Mais le Stéphanois d'adoption ne sera jamais adjoint, car la ville échappe à la droite stéphanoise en 2008. À l'origine de cet échec : la candidature dissidente de Gilles Artigues. Gaël Perdriau passe alors six ans dans l'opposition. Une présence remarquée et qui en dit long sur sa personnalité. "Il intervenait assez souvent sans être le chef de file de l'opposition. Il ne l'était pas pendant longtemps. Il se distinguait surtout par une agressivité et cette opposition systématique, de façon à apparaître un jour comme le principal opposant", évoque Maurice Vincent, ancien maire PS de Saint-Etienne de 2008 à 2014. 

Candidature surprise 

Mais son ambition prendra tout le monde de court lorsqu'il déclare sa candidature au poste de maire de Saint-Etienne, un an avant les municipales de 2014. "Je pense qu'il a dû en parler à une dizaine de personnes autour de lui", avance Dominique Goubatian, journaliste politique au Progrès. Même dans son parti, la surprise semble totale, "mais après son parti l'a suivi. Les cadres l'ont suivi, mais ce n'a pas été une promenade de santé", poursuit le journaliste.

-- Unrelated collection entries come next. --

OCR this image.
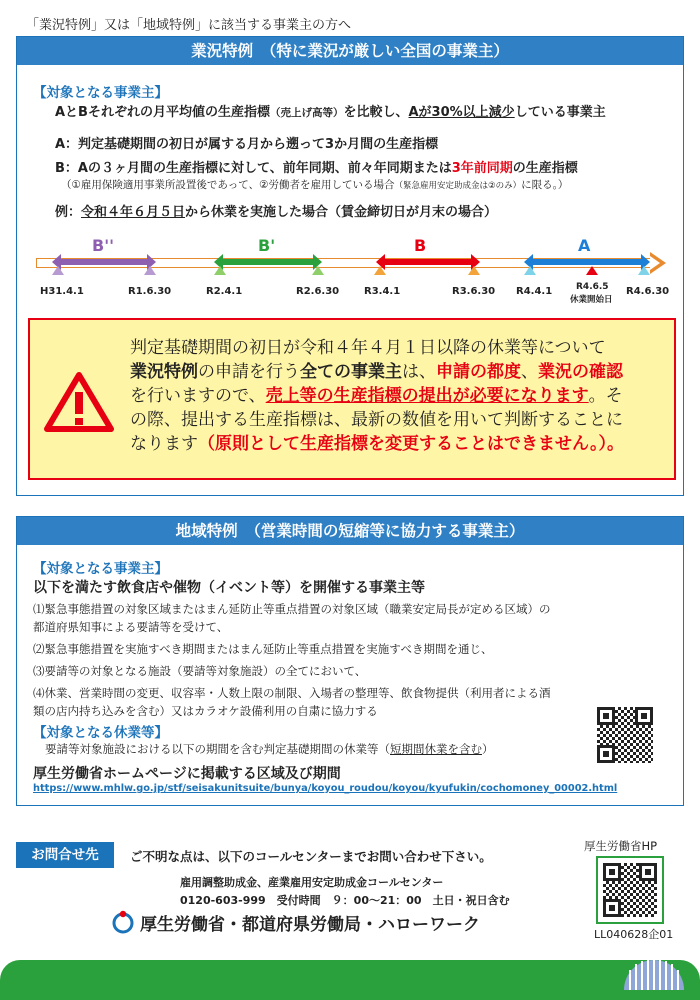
「業況特例」又は「地域特例」に該当する事業主の方へ
業況特例　（特に業況が厳しい全国の事業主）
【対象となる事業主】
AとBそれぞれの月平均値の生産指標（売上げ高等）を比較し、Aが30%以上減少している事業主
A：判定基礎期間の初日が属する月から遡って3か月間の生産指標
B：Aの３ヶ月間の生産指標に対して、前年同期、前々年同期または3年前同期の生産指標
（①雇用保険適用事業所設置後であって、②労働者を雇用している場合（緊急雇用安定助成金は②のみ）に限る。）
例：令和４年６月５日から休業を実施した場合（賃金締切日が月末の場合）
B''	B'	B	A
H31.4.1	R1.6.30	R2.4.1	R2.6.30 R3.4.1	R3.6.30 R4.4.1	R4.6.30
R4.6.5
休業開始日
判定基礎期間の初日が令和４年４月１日以降の休業等について
業況特例の申請を行う全ての事業主は、申請の都度、業況の確認
を行いますので、売上等の生産指標の提出が必要になります。そ
の際、提出する生産指標は、最新の数値を用いて判断することに
なります（原則として生産指標を変更することはできません。）。
地域特例　（営業時間の短縮等に協力する事業主）
【対象となる事業主】
以下を満たす飲食店や催物（イベント等）を開催する事業主等
⑴緊急事態措置の対象区域またはまん延防止等重点措置の対象区域（職業安定局長が定める区域）の
都道府県知事による要請等を受けて、
⑵緊急事態措置を実施すべき期間またはまん延防止等重点措置を実施すべき期間を通じ、
⑶要請等の対象となる施設（要請等対象施設）の全てにおいて、
⑷休業、営業時間の変更、収容率・人数上限の制限、入場者の整理等、飲食物提供（利用者による酒
類の店内持ち込みを含む）又はカラオケ設備利用の自粛に協力する
【対象となる休業等】
要請等対象施設における以下の期間を含む判定基礎期間の休業等（短期間休業を含む）
厚生労働省ホームページに掲載する区域及び期間
https://www.mhlw.go.jp/stf/seisakunitsuite/bunya/koyou_roudou/koyou/kyufukin/cochomoney_00002.html
お問合せ先	ご不明な点は、以下のコールセンターまでお問い合わせ下さい。
雇用調整助成金、産業雇用安定助成金コールセンター
0120-603-999　受付時間　９：00～21：00　土日・祝日含む
厚生労働省・都道府県労働局・ハローワーク
厚生労働省HP
LL040628企01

Car pour reprendre l'Hôtel de Ville, il fallait faire l'union avec Gilles Artigues. Ensemble, ils partent ainsi à la conquête de Saint-Etienne en mars 2014. Une union de façade ? "Il y avait de la méfiance. Ce qui s'est passé en 2008 ne peut pas créer de la sérénité. Mais on arrive tout de même à cet accord. Un accord qui est respecté à la lettre par Gilles Artigues", rappelle Dominique Goubatian. 

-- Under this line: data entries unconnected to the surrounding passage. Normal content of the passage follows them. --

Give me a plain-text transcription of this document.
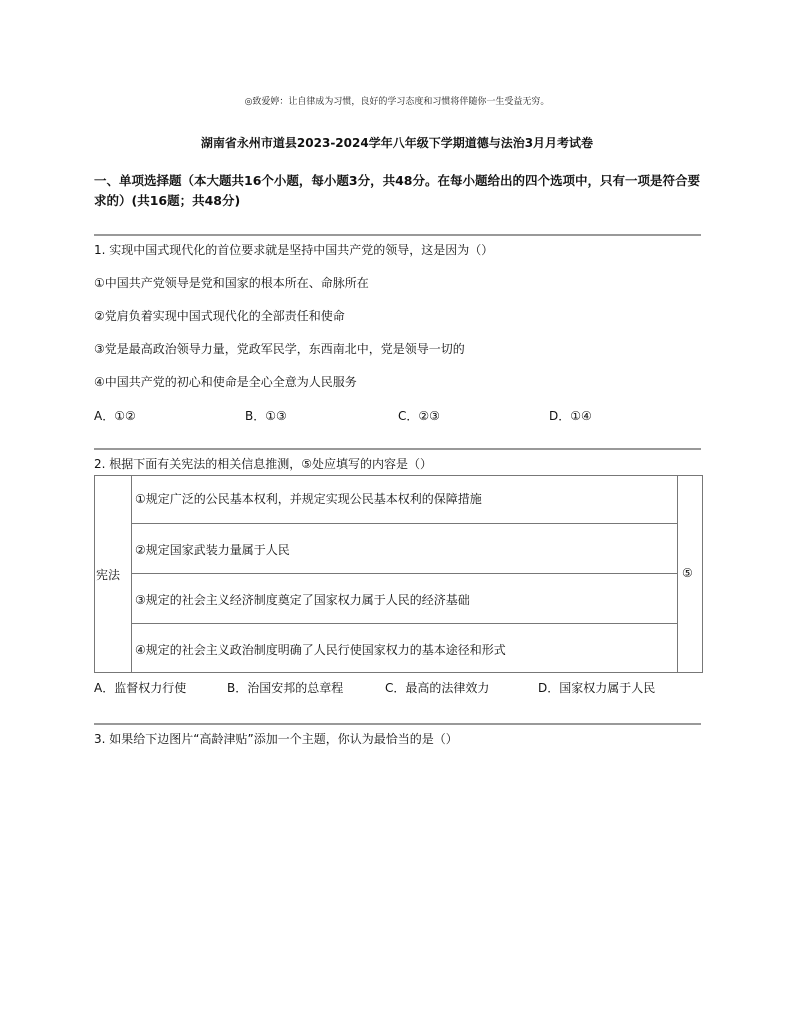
◎致爱婷：让自律成为习惯，良好的学习态度和习惯将伴随你一生受益无穷。
湖南省永州市道县2023-2024学年八年级下学期道德与法治3月月考试卷
一、单项选择题（本大题共16个小题，每小题3分，共48分。在每小题给出的四个选项中，只有一项是符合要求的）(共16题；共48分)
1. 实现中国式现代化的首位要求就是坚持中国共产党的领导，这是因为（）
①中国共产党领导是党和国家的根本所在、命脉所在
②党肩负着实现中国式现代化的全部责任和使命
③党是最高政治领导力量，党政军民学，东西南北中，党是领导一切的
④中国共产党的初心和使命是全心全意为人民服务
A．①②	B．①③	C．②③	D．①④
2. 根据下面有关宪法的相关信息推测，⑤处应填写的内容是（）
宪法	⑤
①规定广泛的公民基本权利，并规定实现公民基本权利的保障措施
②规定国家武装力量属于人民
③规定的社会主义经济制度奠定了国家权力属于人民的经济基础
④规定的社会主义政治制度明确了人民行使国家权力的基本途径和形式
A．监督权力行使	B．治国安邦的总章程	C．最高的法律效力	D．国家权力属于人民
3. 如果给下边图片“高龄津贴”添加一个主题，你认为最恰当的是（）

Grâce à cette union et une campagne offensive, Gaël Perdriau devient maire de Saint-Etienne à l'âge de 41 ans. Gilles Artigues devient son premier adjoint.

 Ambition nationale déçue

Exalté par la victoire, Gaël Perdriau s'entoure de ceux qui l'ont aidé à remporter la ville : son directeur de campagne, Pierre Gauttieri est nommé directeur de cabinet. "Je pense que la rencontre avec celui qui allait devenir son directeur de cabinet en 2014 a été la rencontre de deux êtres avec un ego surdimensionné, qui étaient pétris d'ambition. Les deux se sont entraînés. À un moment, Gaël Perdriau s'est rêvé, s'est fantasmé une ambition nationale", explique Pierrick Courbon, conseiller municipal PS d'opposition à la mairie de Saint-Etienne. Mais le maire de Saint-Etienne ne deviendra pas ministre, malgré les tractations de son directeur de cabinet.

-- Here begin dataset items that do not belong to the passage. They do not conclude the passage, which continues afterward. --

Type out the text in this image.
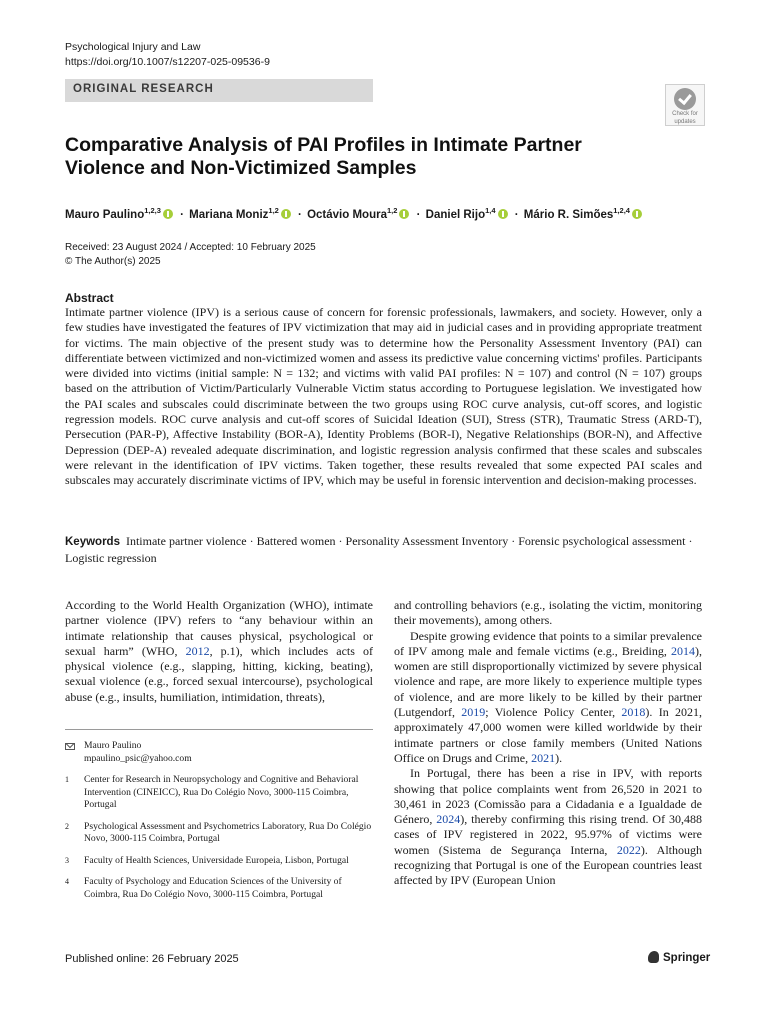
Psychological Injury and Law
https://doi.org/10.1007/s12207-025-09536-9
ORIGINAL RESEARCH
Check for
updates
Comparative Analysis of PAI Profiles in Intimate Partner Violence and Non-Victimized Samples
Mauro Paulino$^{1,2,3}$ · Mariana Moniz$^{1,2}$ · Octávio Moura$^{1,2}$ · Daniel Rijo$^{1,4}$ · Mário R. Simões$^{1,2,4}$
Received: 23 August 2024 / Accepted: 10 February 2025
© The Author(s) 2025
Abstract
Intimate partner violence (IPV) is a serious cause of concern for forensic professionals, lawmakers, and society. However, only a few studies have investigated the features of IPV victimization that may aid in judicial cases and in providing appropriate treatment for victims. The main objective of the present study was to determine how the Personality Assessment Inventory (PAI) can differentiate between victimized and non-victimized women and assess its predictive value concerning victims' profiles. Participants were divided into victims (initial sample: N = 132; and victims with valid PAI profiles: N = 107) and control (N = 107) groups based on the attribution of Victim/Particularly Vulnerable Victim status according to Portuguese legislation. We investigated how the PAI scales and subscales could discriminate between the two groups using ROC curve analysis, cut-off scores, and logistic regression models. ROC curve analysis and cut-off scores of Suicidal Ideation (SUI), Stress (STR), Traumatic Stress (ARD-T), Persecution (PAR-P), Affective Instability (BOR-A), Identity Problems (BOR-I), Negative Relationships (BOR-N), and Affective Depression (DEP-A) revealed adequate discrimination, and logistic regression analysis confirmed that these scales and subscales were relevant in the identification of IPV victims. Taken together, these results revealed that some expected PAI scales and subscales may accurately discriminate victims of IPV, which may be useful in forensic intervention and decision-making processes.
Keywords Intimate partner violence · Battered women · Personality Assessment Inventory · Forensic psychological assessment · Logistic regression

According to the World Health Organization (WHO), intimate partner violence (IPV) refers to “any behaviour within an intimate relationship that causes physical, psychological or sexual harm” (WHO, 2012, p.1), which includes acts of physical violence (e.g., slapping, hitting, kicking, beating), sexual violence (e.g., forced sexual intercourse), psychological abuse (e.g., insults, humiliation, intimidation, threats),

Mauro Paulino
mpaulino_psic@yahoo.com
1 Center for Research in Neuropsychology and Cognitive and Behavioral Intervention (CINEICC), Rua Do Colégio Novo, 3000-115 Coimbra, Portugal
2 Psychological Assessment and Psychometrics Laboratory, Rua Do Colégio Novo, 3000-115 Coimbra, Portugal
3 Faculty of Health Sciences, Universidade Europeia, Lisbon, Portugal
4 Faculty of Psychology and Education Sciences of the University of Coimbra, Rua Do Colégio Novo, 3000-115 Coimbra, Portugal

and controlling behaviors (e.g., isolating the victim, monitoring their movements), among others.

Despite growing evidence that points to a similar prevalence of IPV among male and female victims (e.g., Breiding, 2014), women are still disproportionally victimized by severe physical violence and rape, are more likely to experience multiple types of violence, and are more likely to be killed by their partner (Lutgendorf, 2019; Violence Policy Center, 2018). In 2021, approximately 47,000 women were killed worldwide by their intimate partners or close family members (United Nations Office on Drugs and Crime, 2021).

In Portugal, there has been a rise in IPV, with reports showing that police complaints went from 26,520 in 2021 to 30,461 in 2023 (Comissão para a Cidadania e a Igualdade de Género, 2024), thereby confirming this rising trend. Of 30,488 cases of IPV registered in 2022, 95.97% of victims were women (Sistema de Segurança Interna, 2022). Although recognizing that Portugal is one of the European countries least affected by IPV (European Union

Published online: 26 February 2025	Springer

Avec un sens de la formule aiguisé, Gaël Perdriau rejoint l'exécutif des Républicains et écume alors les médias nationaux. "Il fait des coups politiques, des coups médiatiques. Il est capable d'agiter un sujet pour faire partir les gens sur ce sujet et en faire oublier un autre", rapporte Olivier Longeon, conseiller municipal EELV d'opposition à la mairie de Saint-Etienne. 

La grogne monte à la mairie

Gaël Perdriau a-t-il usé de stratégie jusqu'à déplaire dans son propre camp ? En parallèle, l'ambiance à la mairie se tend aussi, les cadres valsent. En quatre ans, 45 responsables démissionnent. "Tout le monde a vu qu'il y avait une concentration extrêmement forte autour du maire et de son cabinet", assure l'ancien maire PS Maurice Vincent. "On savait que les élus n'étaient pas très contents, que les services étaient mécontents, ça s'entendait en ville. On pouvait imaginer que ça poserait des problèmes un jour", ajoute Michel Thiollière. "Quand on veut tout contrôler, on finit par se méfier de tout le monde, y compris de son ombre et peut-être par s'inventer de faux adversaires et peut-être de faux concurrents", professe Maurice Vincent. 

Sextape : le scandale

En août 2022, une enquête de Mediapart révèle que le maire de Saint-Étienne ainsi que plusieurs membres de son entourage, dont son ancien directeur de cabinet, auraient utilisé une vidéo intime à des fins de chantage. L'élu visé n'est autre que Gilles Artigues, son premier adjoint et rival politique. Le conservateur aurait été filmé à son insu avec un escort-boy dans une chambre d'hôtel à Paris. Le chantage durerait depuis des années : la vidéo intime aurait été tournée en janvier 2015.
Éclaboussé par l'affaire, Gaël Perdriau, pressenti pour prendre la tête des LR, est exclu de son parti. L'élu qui s'est mis en retrait de la présidence de la Métropole, est néanmoins resté à la tête de la ville. L'édile a toujours nié ces accusations et a même porté plainte pour "dénonciation calomnieuse" après la publication de l'enquête de Mediapart. 

L'homme de l'ombre

Depuis la révélation de l'affaire, les langues se délient. Des dissensions autour de la forte personnalité du bras droit du maire sont évoquées. Pierre Gauttieri fait peur. Certains parlent de crises de colère et de scènes d'humiliation devant un maire qui aurait laissé faire. "Gaël Perdriau pense qu'il a besoin d'un complément d'autorité qui était Pierre Gauttieri. C'est juste ça. Il y a un manque de confiance chez Gaël Perdriau qui a laissé trop de marge de manœuvre, sans doute à son directeur de cabinet. C'est une évidence," confie Marc Chassaubéné, adjoint à la culture à la mairie de Saint-Etienne.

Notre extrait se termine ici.